Sobre un andamio de ocho metros de altura, de dos pisos, me puse a trabajar día a día, trepando como un mono feliz, contando con la ayuda de un joven peón que me alcanzaba las cosas desde el suelo. Era otoño avanzado y para el frío de esa zona, yo estaba bien abrigada.
Soplaba tan fuerte el temporal de viento y llovizna esa mañana, que cuando intentaron poner la lona sobre el alto andamio para protegerme, se sacudieron violentamente todos los caños y tablones. Más ataban la lona, más se inflaba como un globo y más violentas eran las sacudidas, provocando vértigo en mi estómago y la caída de algunas herramientas. Tuve que pedir que la sacaran, gritándoles -apenas nos oíamos- que iba a "terminar yéndome por los aires como Mary Poppins, con andamio incluido."
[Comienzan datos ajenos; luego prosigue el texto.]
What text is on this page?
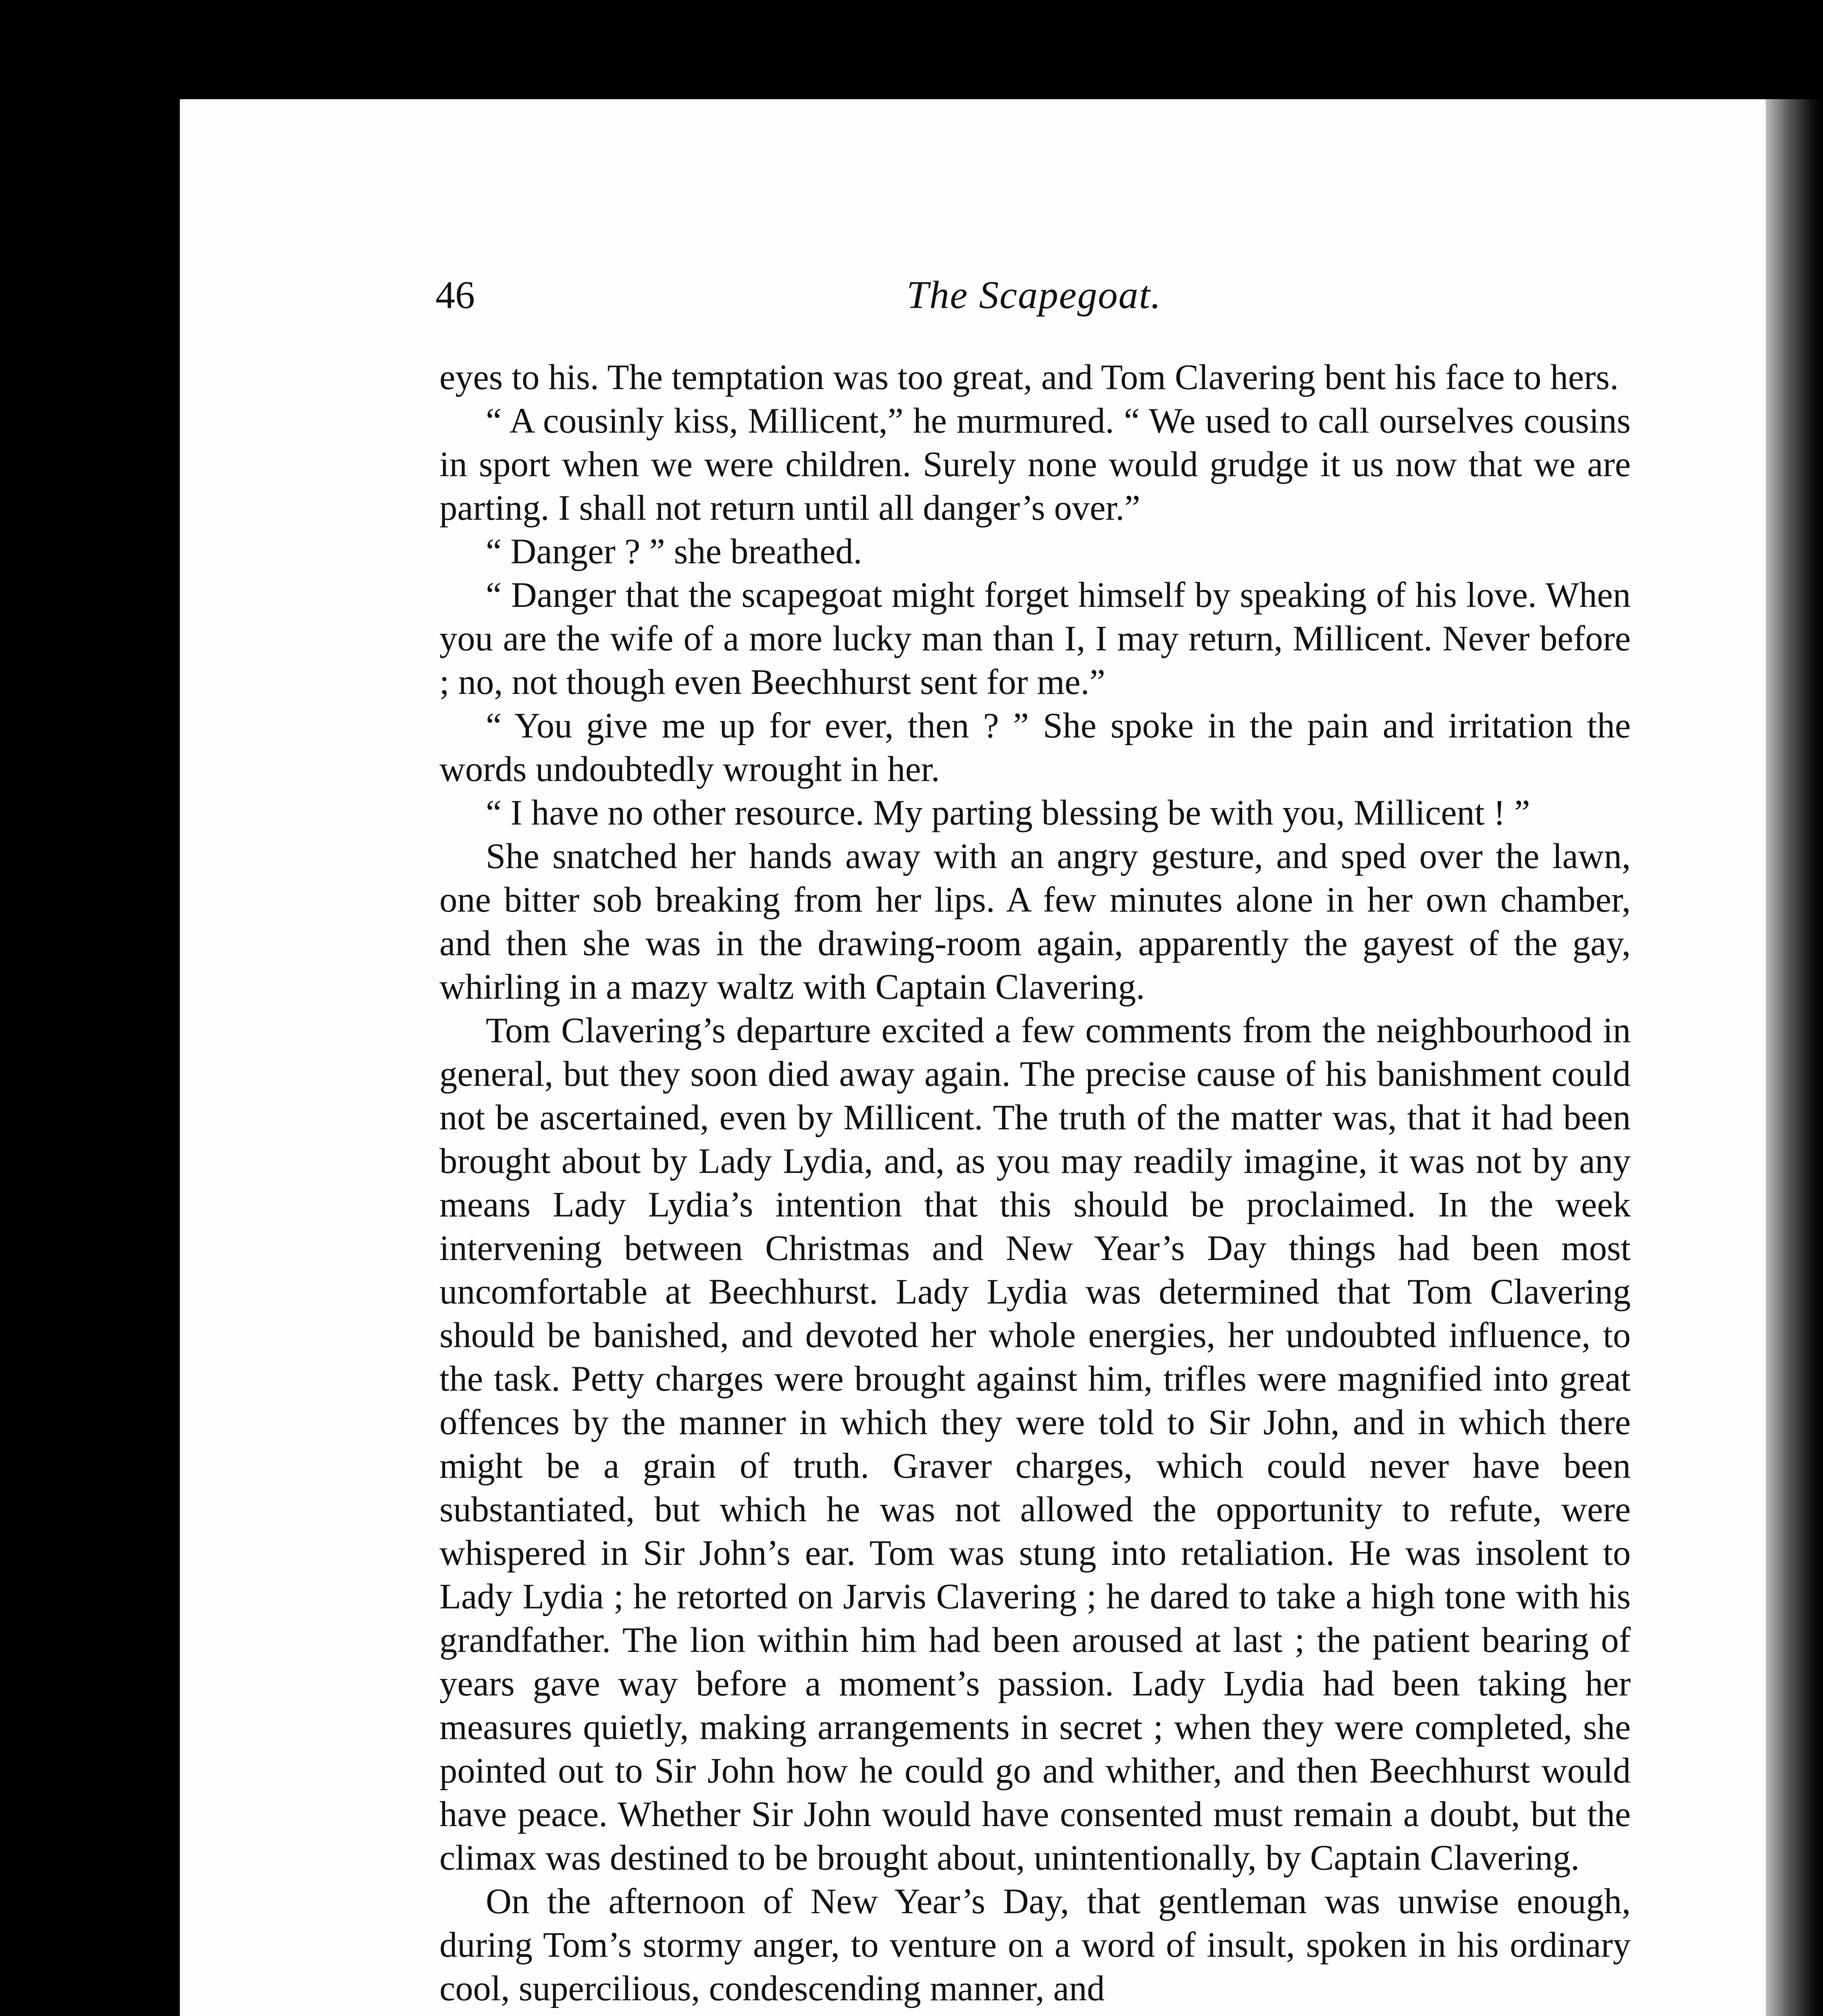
46	The Scapegoat.

eyes to his. The temptation was too great, and Tom Clavering bent his face to hers.

“ A cousinly kiss, Millicent,” he murmured. “ We used to call ourselves cousins in sport when we were children. Surely none would grudge it us now that we are parting. I shall not return until all danger’s over.”

“ Danger ? ” she breathed.

“ Danger that the scapegoat might forget himself by speaking of his love. When you are the wife of a more lucky man than I, I may return, Millicent. Never before ; no, not though even Beechhurst sent for me.”

“ You give me up for ever, then ? ” She spoke in the pain and irritation the words undoubtedly wrought in her.

“ I have no other resource. My parting blessing be with you, Millicent ! ”

She snatched her hands away with an angry gesture, and sped over the lawn, one bitter sob breaking from her lips. A few minutes alone in her own chamber, and then she was in the drawing-room again, apparently the gayest of the gay, whirling in a mazy waltz with Captain Clavering.

Tom Clavering’s departure excited a few comments from the neighbourhood in general, but they soon died away again. The precise cause of his banishment could not be ascertained, even by Millicent. The truth of the matter was, that it had been brought about by Lady Lydia, and, as you may readily imagine, it was not by any means Lady Lydia’s intention that this should be proclaimed. In the week intervening between Christmas and New Year’s Day things had been most uncomfortable at Beechhurst. Lady Lydia was determined that Tom Clavering should be banished, and devoted her whole energies, her undoubted influence, to the task. Petty charges were brought against him, trifles were magnified into great offences by the manner in which they were told to Sir John, and in which there might be a grain of truth. Graver charges, which could never have been substantiated, but which he was not allowed the opportunity to refute, were whispered in Sir John’s ear. Tom was stung into retaliation. He was insolent to Lady Lydia ; he retorted on Jarvis Clavering ; he dared to take a high tone with his grandfather. The lion within him had been aroused at last ; the patient bearing of years gave way before a moment’s passion. Lady Lydia had been taking her measures quietly, making arrangements in secret ; when they were completed, she pointed out to Sir John how he could go and whither, and then Beechhurst would have peace. Whether Sir John would have consented must remain a doubt, but the climax was destined to be brought about, unintentionally, by Captain Clavering.

On the afternoon of New Year’s Day, that gentleman was unwise enough, during Tom’s stormy anger, to venture on a word of insult, spoken in his ordinary cool, supercilious, condescending manner, and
Cuando terminé de trabajar, esa tarde, volví al hotel a descansar de una intensa jornada. Encendí el televisor con la idea de relajarme y distraerme para juntar fuerzas para darme una buena ducha y, por esas tremendas casualidades de la vida... ¿qué estaban pasando en el canal TCM? Justamente, la película Mary Poppins.